The Harbinger Online

Fall Recipe: Cinnamon Caramel Thumbprint Cookies

This recipe is based off of a cinnamon cookie recipe I found from They are, in my opinion, some of the best Snickerdoodles I have ever eaten/made, and the caramel center doesn’t hurt either. They’re easy to make and kind of addictive, so please enjoy!


Cookie Base
½ cup (one stick) unsalted butter
1 cup pure cane sugar
1 large egg
1 teaspoon vanilla
1 ½ cups all-purpose flour
1 ½ teaspoons cinnamon
1 teaspoon baking powder
¼ teaspoon salt
1 package soft caramel cremes

Cinnamon sugar
¼ cup of pure cane sugar
1 tablespoon cinnamon

Yield: Around 16 cookies


In a large mixing bowl, cream your softened butter and sugar together. Mix in egg and vanilla.

In a separate bowl, mix flour, cinnamon, baking powder and salt.

Pour dry ingredients into your butter mixture and blend until a dough forms.

Cover and refrigerate 2 hours.

Mix 1 tablespoon cinnamon and ¼ cup of sugar together in a shallow bowl.
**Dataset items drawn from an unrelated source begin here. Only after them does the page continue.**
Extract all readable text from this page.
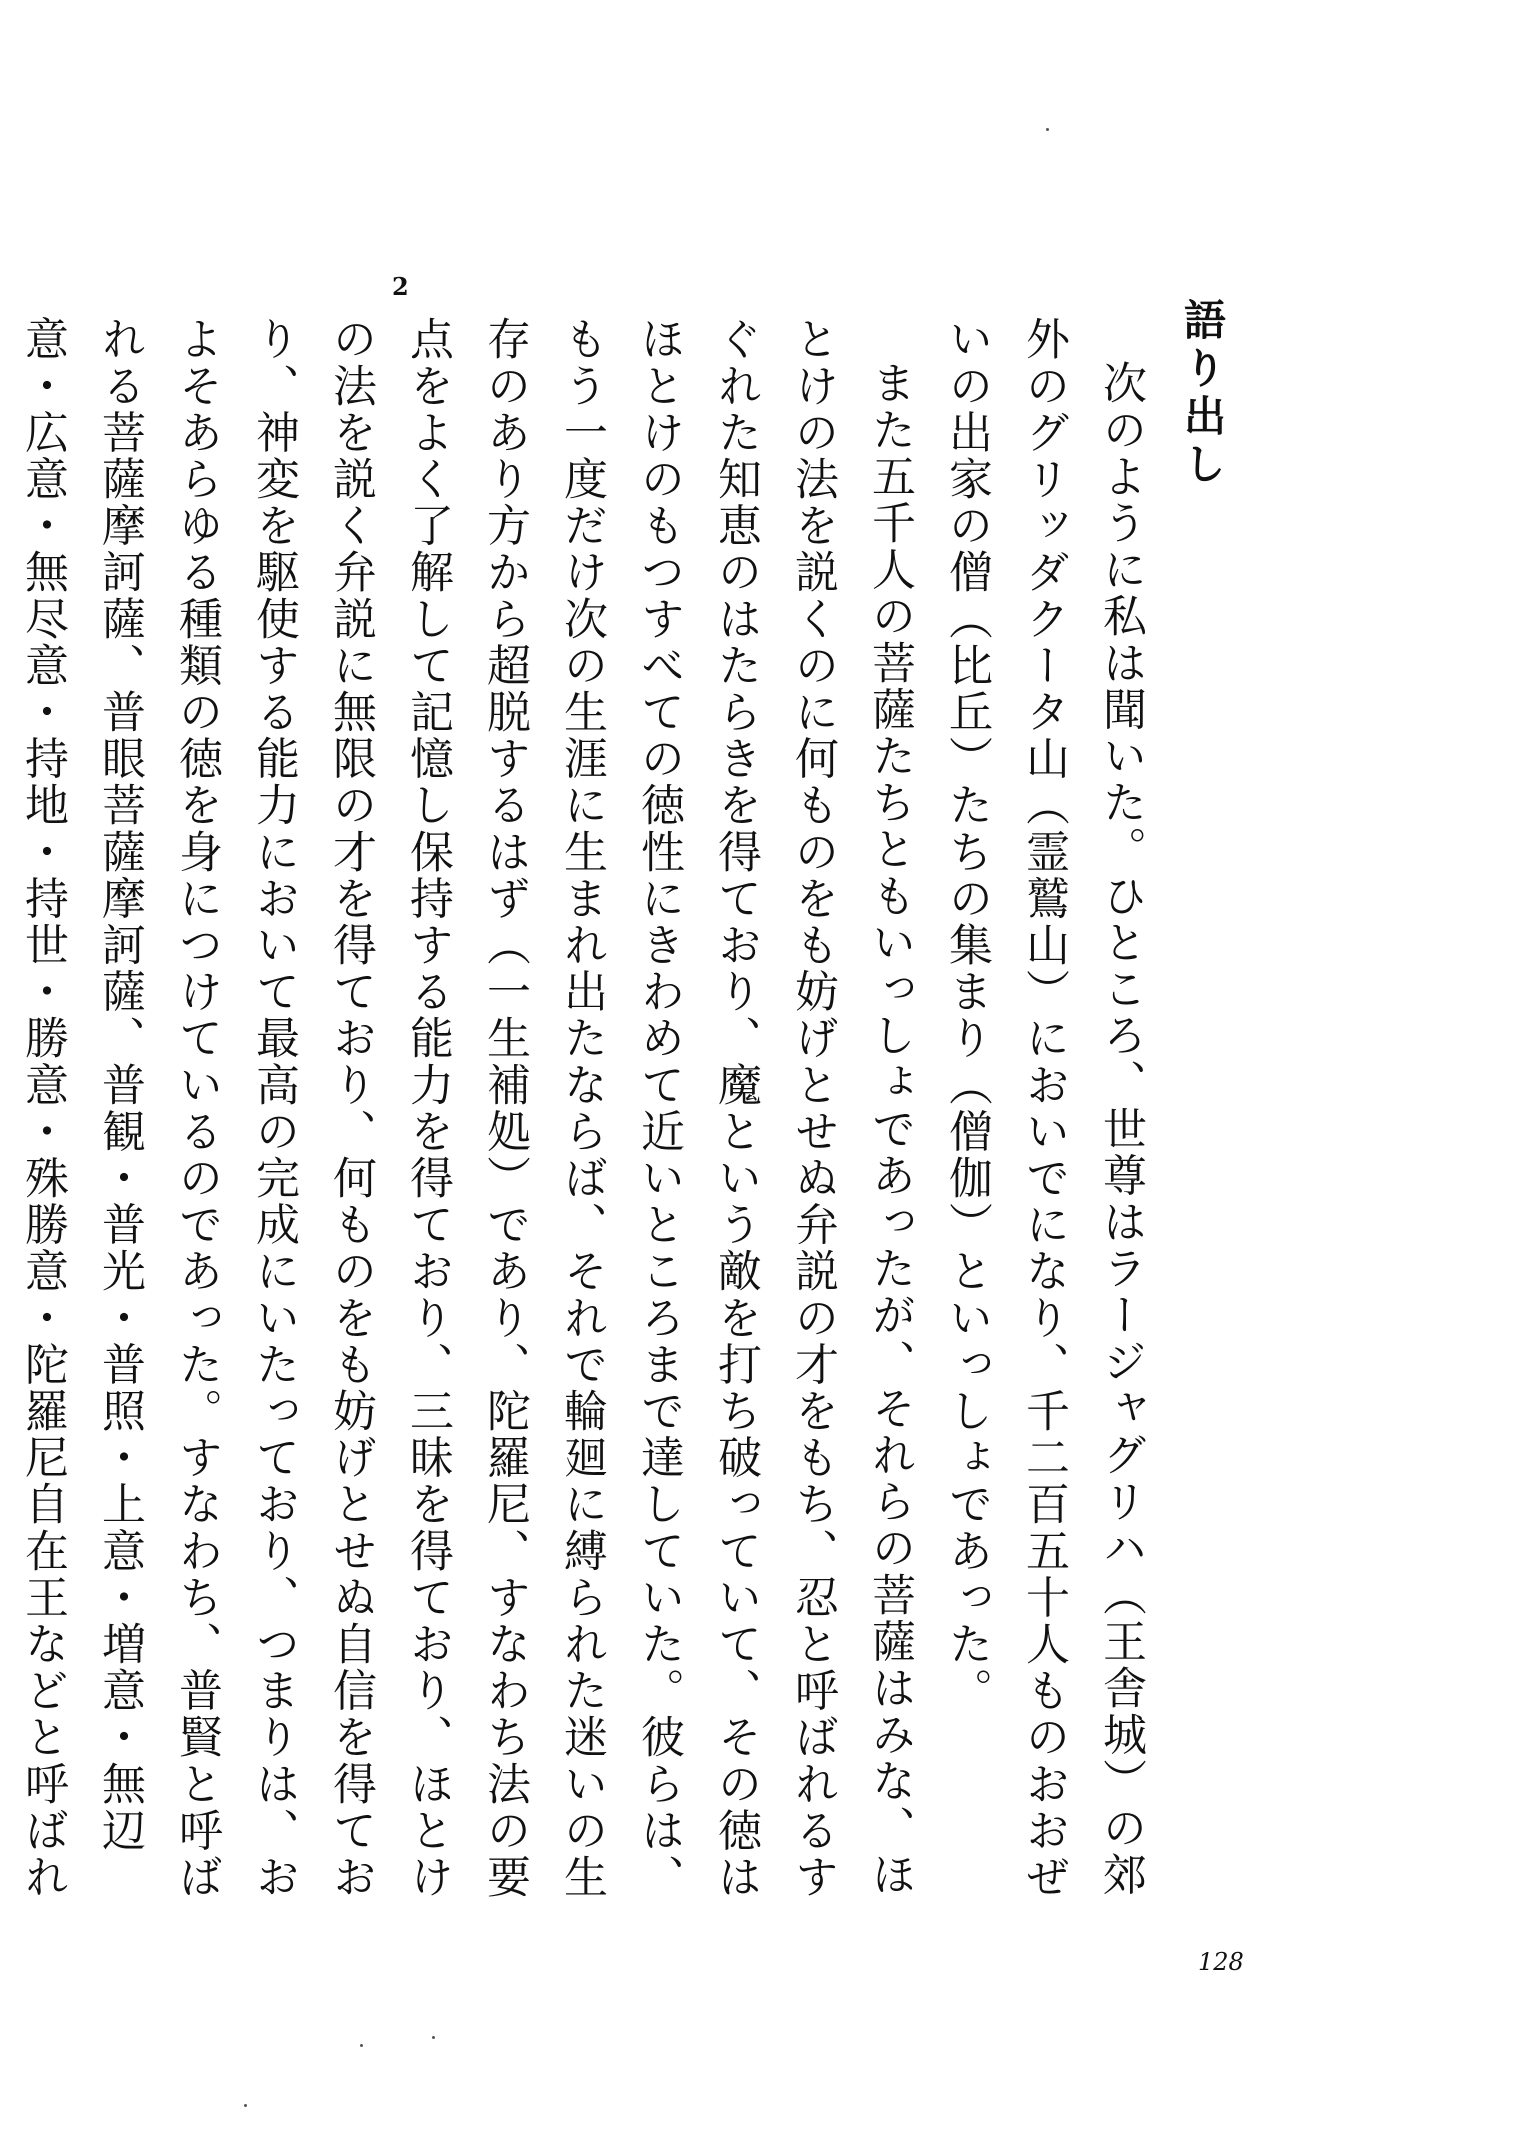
語り出し
2

次のように私は聞いた。ひところ、世尊はラージャグリハ（王舎城）の郊外のグリッダクータ山（霊鷲山）においでになり、千二百五十人ものおおぜいの出家の僧（比丘）たちの集まり（僧伽）といっしょであった。

また五千人の菩薩たちともいっしょであったが、それらの菩薩はみな、ほとけの法を説くのに何ものをも妨げとせぬ弁説の才をもち、忍と呼ばれるすぐれた知恵のはたらきを得ており、魔という敵を打ち破っていて、その徳はほとけのもつすべての徳性にきわめて近いところまで達していた。彼らは、もう一度だけ次の生涯に生まれ出たならば、それで輪廻に縛られた迷いの生存のあり方から超脱するはず（一生補処）であり、陀羅尼、すなわち法の要点をよく了解して記憶し保持する能力を得ており、三昧を得ており、ほとけの法を説く弁説に無限の才を得ており、何ものをも妨げとせぬ自信を得ており、神変を駆使する能力において最高の完成にいたっており、つまりは、およそあらゆる種類の徳を身につけているのであった。すなわち、普賢と呼ばれる菩薩摩訶薩、普眼菩薩摩訶薩、普観・普光・普照・上意・増意・無辺意・広意・無尽意・持地・持世・勝意・殊勝意・陀羅尼自在王などと呼ばれ

128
Shape small sections of cookie dough into circles 1 1/2 inch in diameter, ¼-½ inch thick. Cover in cinnamon sugar.

Place your cookies 2 inches apart on a lightly greased or parchment covered cookie sheet.

Place a caramel creme in the center of each cookie, making sure at least half of the caramel is covered.

Bake at 350° for 12-13 minutes. Cool until caramels become room temperature and solid to touch.